Abstract

Identifying genetic markers for heterogeneous complex diseases such as heart failure has been challenging, and may require prohibitively large cohort sizes in genome-wide association studies (GWAS) in order to meet genome-wide statistical significance. On the other hand, chromatin quantitative trait loci (QTL), elucidated by direct epigenetic profiling of specific human tissues, may contribute towards prioritising sub-threshold variants for disease-association. Here, we captured non-coding genetic variants by performing enhancer H3K27ac ChIP-seq in 70 human control and end-stage failing hearts, mapping out a comprehensive catalogue of 47,321 putative human heart enhancers. 3,897 differential acetylation peaks (FDR 5%) pointed to pathways altered in heart failure (HF).

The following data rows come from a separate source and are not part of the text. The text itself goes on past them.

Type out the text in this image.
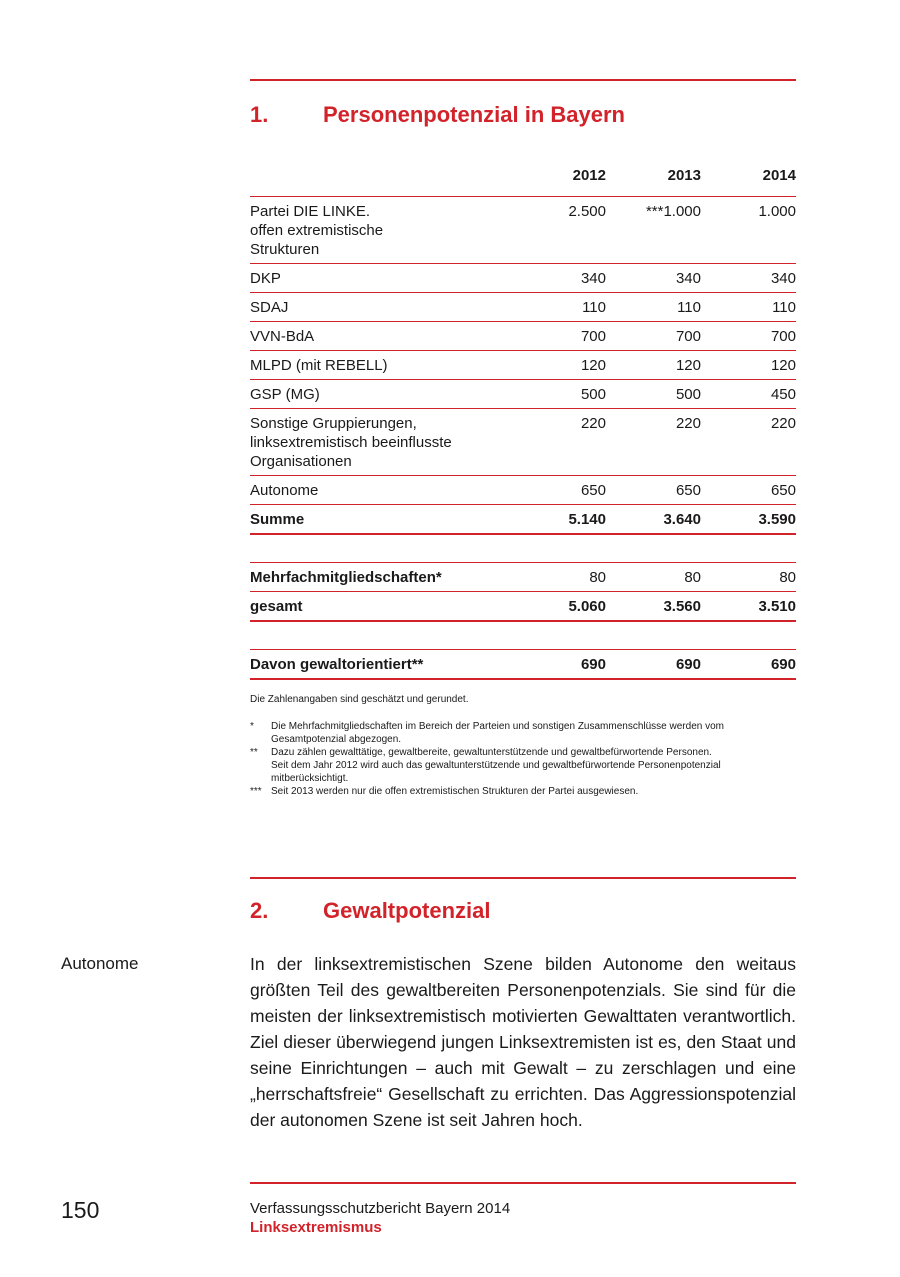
1. Personenpotenzial in Bayern
	2012	2013	2014
Partei DIE LINKE.
offen extremistische
Strukturen	2.500	***1.000	1.000
DKP	340	340	340
SDAJ	110	110	110
VVN-BdA	700	700	700
MLPD (mit REBELL)	120	120	120
GSP (MG)	500	500	450
Sonstige Gruppierungen,
linksextremistisch beeinflusste
Organisationen	220	220	220
Autonome	650	650	650
Summe	5.140	3.640	3.590

Mehrfachmitgliedschaften*	80	80	80
gesamt	5.060	3.560	3.510

Davon gewaltorientiert**	690	690	690
Die Zahlenangaben sind geschätzt und gerundet.
*	Die Mehrfachmitgliedschaften im Bereich der Parteien und sonstigen Zusammenschlüsse werden vom
Gesamtpotenzial abgezogen.
**	Dazu zählen gewalttätige, gewaltbereite, gewaltunterstützende und gewaltbefürwortende Personen.
Seit dem Jahr 2012 wird auch das gewaltunterstützende und gewaltbefürwortende Personenpotenzial
mitberücksichtigt.
*** Seit 2013 werden nur die offen extremistischen Strukturen der Partei ausgewiesen.
2. Gewaltpotenzial
Autonome	In der linksextremistischen Szene bilden Autonome den weitaus größten Teil des gewaltbereiten Personenpotenzials. Sie sind für die meisten der linksextremistisch motivierten Gewalttaten verantwortlich. Ziel dieser überwiegend jungen Linksextremisten ist es, den Staat und seine Einrichtungen – auch mit Gewalt – zu zerschlagen und eine „herrschaftsfreie“ Gesellschaft zu errichten. Das Aggressionspotenzial der autonomen Szene ist seit Jahren hoch.
150	Verfassungsschutzbericht Bayern 2014
Linksextremismus
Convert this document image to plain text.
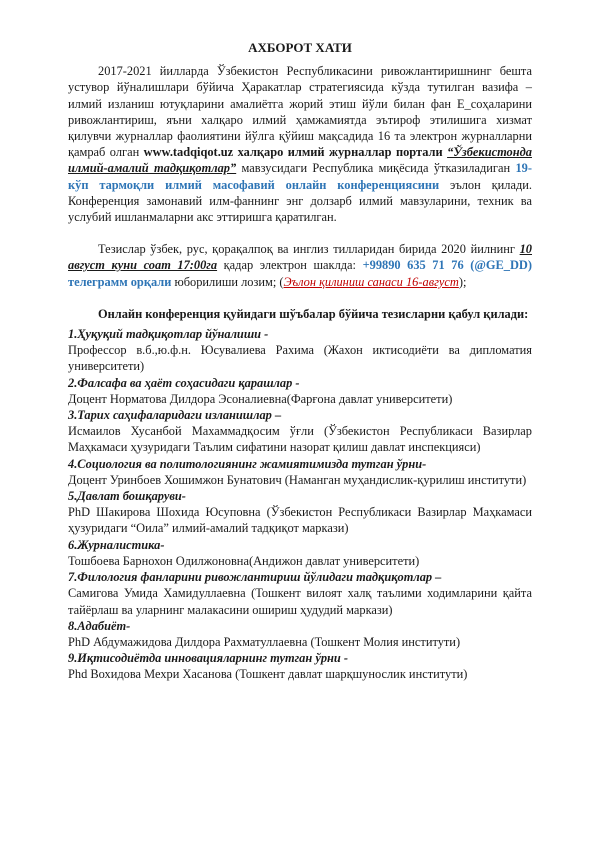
АХБОРОТ ХАТИ

2017-2021 йилларда Ўзбекистон Республикасини ривожлантиришнинг бешта устувор йўналишлари бўйича Ҳаракатлар стратегиясида кўзда тутилган вазифа – илмий изланиш ютуқларини амалиётга жорий этиш йўли билан фан Е_соҳаларини ривожлантириш, яъни халқаро илмий ҳамжамиятда эътироф этилишига хизмат қилувчи журналлар фаолиятини йўлга қўйиш мақсадида 16 та электрон журналларни қамраб олган www.tadqiqot.uz халқаро илмий журналлар портали “Ўзбекистонда илмий-амалий тадқиқотлар” мавзусидаги Республика миқёсида ўтказиладиган 19-кўп тармоқли илмий масофавий онлайн конференциясини эълон қилади. Конференция замонавий илм-фаннинг энг долзарб илмий мавзуларини, техник ва услубий ишланмаларни акс эттиришга қаратилган.

Тезислар ўзбек, рус, қорақалпоқ ва инглиз тилларидан бирида 2020 йилнинг 10 август куни соат 17:00га қадар электрон шаклда: +99890 635 71 76 (@GE_DD) телеграмм орқали юборилиши лозим; (Эълон қилиниш санаси 16-август);

Онлайн конференция қуйидаги шўъбалар бўйича тезисларни қабул қилади:

1.Ҳуқуқий тадқиқотлар йўналиши -

Профессор в.б.,ю.ф.н. Юсувалиева Рахима (Жахон иктисодиёти ва дипломатия университети)

2.Фалсафа ва ҳаёт соҳасидаги қарашлар -

Доцент Норматова Дилдора Эсоналиевна(Фарғона давлат университети)

3.Тарих саҳифаларидаги изланишлар –

Исмаилов Хусанбой Махаммадқосим ўғли (Ўзбекистон Республикаси Вазирлар Маҳкамаси ҳузуридаги Таълим сифатини назорат қилиш давлат инспекцияси)

4.Социология ва политологиянинг жамиятимизда тутган ўрни-

Доцент Уринбоев Хошимжон Бунатович (Наманган муҳандислик-қурилиш институти)

5.Давлат бошқаруви-

PhD Шакирова Шохида Юсуповна (Ўзбекистон Республикаси Вазирлар Маҳкамаси ҳузуридаги “Оила” илмий-амалий тадқиқот маркази)

6.Журналистика-

Тошбоева Барнохон Одилжоновна(Андижон давлат университети)

7.Филология фанларини ривожлантириш йўлидаги тадқиқотлар –

Самигова Умида Хамидуллаевна (Тошкент вилоят халқ таълими ходимларини қайта тайёрлаш ва уларнинг малакасини ошириш ҳудудий маркази)

8.Адабиёт-

PhD Абдумажидова Дилдора Рахматуллаевна (Тошкент Молия институти)

9.Иқтисодиётда инновацияларнинг тутган ўрни -

Phd Вохидова Мехри Хасанова (Тошкент давлат шарқшунослик институти)
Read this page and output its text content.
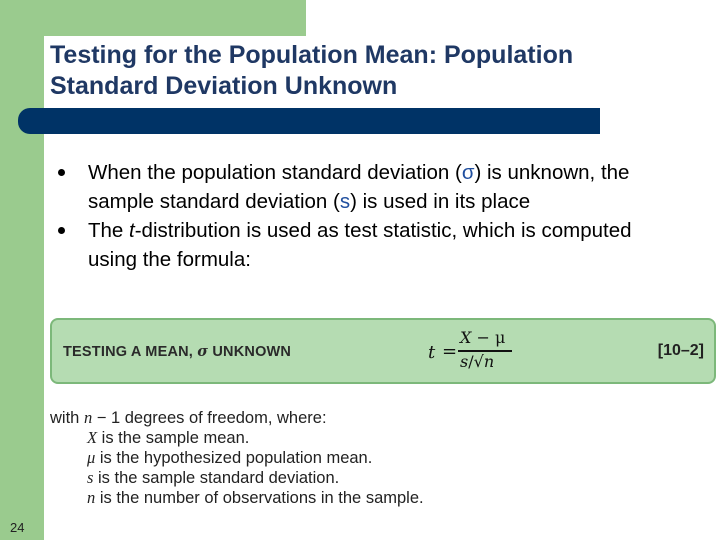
Testing for the Population Mean: Population
Standard Deviation Unknown
When the population standard deviation (σ) is unknown, the sample standard deviation (s) is used in its place
The t-distribution is used as test statistic, which is computed using the formula:
TESTING A MEAN, σ UNKNOWN	t =
X − μ
s/√n
[10–2]
with n − 1 degrees of freedom, where:
X is the sample mean.
μ is the hypothesized population mean.
s is the sample standard deviation.
n is the number of observations in the sample.
24
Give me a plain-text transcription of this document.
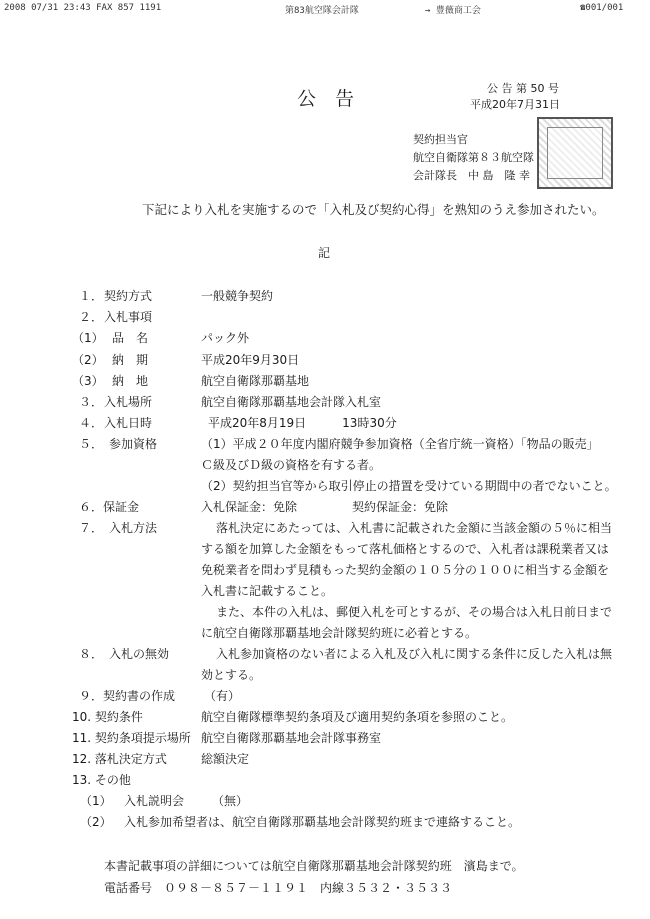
2008 07/31 23:43 FAX 857 1191	第83航空隊会計隊	→ 豊薇商工会	☎001/001
公　告	公 告 第 50 号
平成20年7月31日
契約担当官
航空自衛隊第８３航空隊
会計隊長　中 島　隆 幸
下記により入札を実施するので「入札及び契約心得」を熟知のうえ参加されたい。
記
１． 契約方式	一般競争契約
２． 入札事項
（1） 品　名	パック外
（2） 納　期	平成20年9月30日
（3） 納　地	航空自衛隊那覇基地
３． 入札場所	航空自衛隊那覇基地会計隊入札室
４． 入札日時	平成20年8月19日　　　13時30分
５．　参加資格	（1）平成２０年度内閣府競争参加資格（全省庁統一資格）「物品の販売」
Ｃ級及びＤ級の資格を有する者。
（2）契約担当官等から取引停止の措置を受けている期間中の者でないこと。
６．保証金	入札保証金：免除	契約保証金：免除
７．　入札方法	落札決定にあたっては、入札書に記載された金額に当該金額の５％に相当
する額を加算した金額をもって落札価格とするので、入札者は課税業者又は
免税業者を問わず見積もった契約金額の１０５分の１００に相当する金額を
入札書に記載すること。
また、本件の入札は、郵便入札を可とするが、その場合は入札日前日まで
に航空自衛隊那覇基地会計隊契約班に必着とする。
８．　入札の無効	入札参加資格のない者による入札及び入札に関する条件に反した入札は無
効とする。
９．契約書の作成 （有）
10. 契約条件	航空自衛隊標準契約条項及び適用契約条項を参照のこと。
11. 契約条項提示場所 航空自衛隊那覇基地会計隊事務室
12. 落札決定方式	総額決定
13. その他
（1） 入札説明会 （無）
（2） 入札参加希望者は、航空自衛隊那覇基地会計隊契約班まで連絡すること。
本書記載事項の詳細については航空自衛隊那覇基地会計隊契約班　濱島まで。
電話番号　０９８－８５７－１１９１　内線３５３２・３５３３
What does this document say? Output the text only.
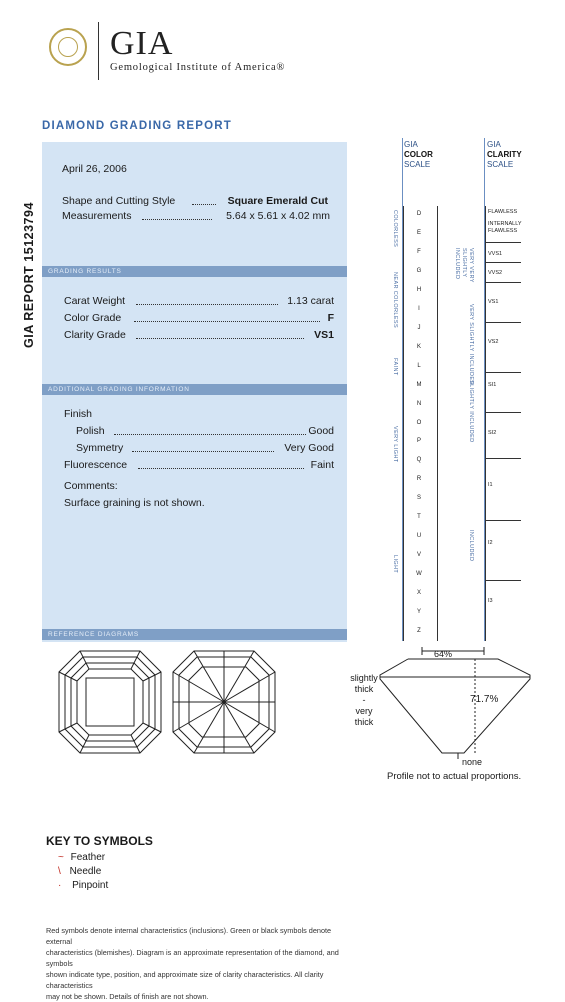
GIA
Gemological Institute of America®
DIAMOND GRADING REPORT
GIA REPORT 15123794
April 26, 2006
Shape and Cutting Style	Square Emerald Cut
Measurements	5.64 x 5.61 x 4.02 mm
GRADING RESULTS
Carat Weight	1.13 carat
Color Grade	F
Clarity Grade	VS1
ADDITIONAL GRADING INFORMATION
Finish
Polish	Good
Symmetry	Very Good
Fluorescence	Faint
Comments:
Surface graining is not shown.
REFERENCE DIAGRAMS
GIA
COLOR
SCALE
D
E
F
G
H
I
J
K
L
M
N
O
P
Q
R
S
T
U
V
W
X
Y
Z
COLORLESS
NEAR COLORLESS
FAINT
VERY LIGHT
LIGHT
GIA
CLARITY
SCALE
FLAWLESS
INTERNALLY FLAWLESS
VVS1
VVS2
VS1
VS2
SI1
SI2
I1
I2
I3
VERY VERY SLIGHTLY INCLUDED
VERY SLIGHTLY INCLUDED
SLIGHTLY INCLUDED
INCLUDED
64%
71.7%
slightly
thick
-
very
thick
none
Profile not to actual proportions.
KEY TO SYMBOLS
~ Feather
\ Needle
· Pinpoint
Red symbols denote internal characteristics (inclusions). Green or black symbols denote external
characteristics (blemishes). Diagram is an approximate representation of the diamond, and symbols
shown indicate type, position, and approximate size of clarity characteristics. All clarity characteristics
may not be shown. Details of finish are not shown.
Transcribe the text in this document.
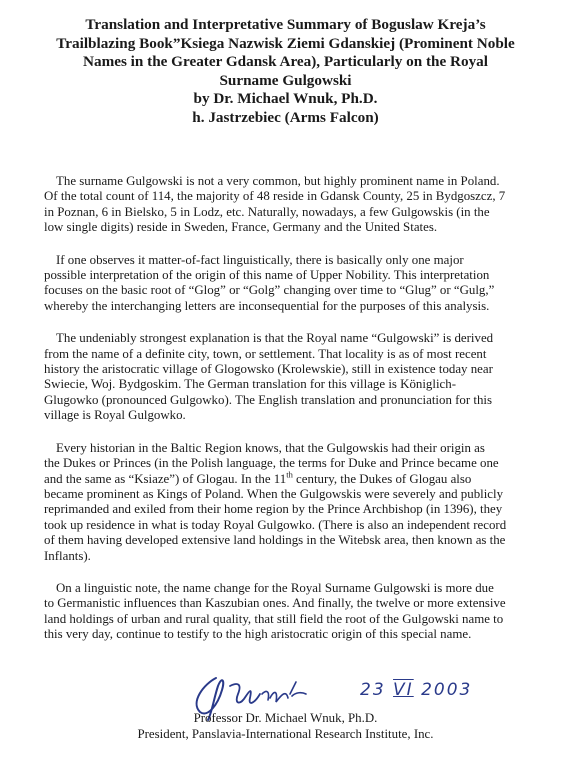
Translation and Interpretative Summary of Boguslaw Kreja’s
Trailblazing Book”Ksiega Nazwisk Ziemi Gdanskiej (Prominent Noble
Names in the Greater Gdansk Area), Particularly on the Royal
Surname Gulgowski
by Dr. Michael Wnuk, Ph.D.
h. Jastrzebiec (Arms Falcon)

The surname Gulgowski is not a very common, but highly prominent name in Poland.
Of the total count of 114, the majority of 48 reside in Gdansk County, 25 in Bydgoszcz, 7
in Poznan, 6 in Bielsko, 5 in Lodz, etc. Naturally, nowadays, a few Gulgowskis (in the
low single digits) reside in Sweden, France, Germany and the United States.

If one observes it matter-of-fact linguistically, there is basically only one major
possible interpretation of the origin of this name of Upper Nobility. This interpretation
focuses on the basic root of “Glog” or “Golg” changing over time to “Glug” or “Gulg,”
whereby the interchanging letters are inconsequential for the purposes of this analysis.

The undeniably strongest explanation is that the Royal name “Gulgowski” is derived
from the name of a definite city, town, or settlement. That locality is as of most recent
history the aristocratic village of Glogowsko (Krolewskie), still in existence today near
Swiecie, Woj. Bydgoskim. The German translation for this village is Königlich-
Glugowko (pronounced Gulgowko). The English translation and pronunciation for this
village is Royal Gulgowko.

Every historian in the Baltic Region knows, that the Gulgowskis had their origin as
the Dukes or Princes (in the Polish language, the terms for Duke and Prince became one
and the same as “Ksiaze”) of Glogau. In the 11th century, the Dukes of Glogau also
became prominent as Kings of Poland. When the Gulgowskis were severely and publicly
reprimanded and exiled from their home region by the Prince Archbishop (in 1396), they
took up residence in what is today Royal Gulgowko. (There is also an independent record
of them having developed extensive land holdings in the Witebsk area, then known as the
Inflants).

On a linguistic note, the name change for the Royal Surname Gulgowski is more due
to Germanistic influences than Kaszubian ones. And finally, the twelve or more extensive
land holdings of urban and rural quality, that still field the root of the Gulgowski name to
this very day, continue to testify to the high aristocratic origin of this special name.

23 VI 2003
Professor Dr. Michael Wnuk, Ph.D.
President, Panslavia-International Research Institute, Inc.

To identify cardiac histone acetylation QTLs (haQTLs), we regressed out confounding factors including HF disease status, and employed the G-SCI test to call out 1,680 haQTLs (FDR 10%). RNA-seq performed on the same heart samples proved a subset of haQTLs to have significant association also to gene expression (expression QTLs), either in cis (180), or through long range interactions (81), identified by Hi-C and Hi-ChIP performed on a subset of hearts. We validated 2 of the haQTLs through base editing to show that the presence of those SNPs indeed affects gene expression in human embryonic stem cells-derived cardiomyocytes. Furthermore, a concordant relationship between the gain or disruption of transcription factor (TF) binding motifs, inferred from alternative alleles at the haQTLs, implied a surprising direct association between these specific TF and local histone acetylation in human hearts. Finally, 62 unique loci were identified by colocalisation of haQTLs with heart-related GWAS datasets. Disease-association for these new loci may indeed be mediated through modification of H3K27-acetylation enrichment and their corresponding gene expression differences.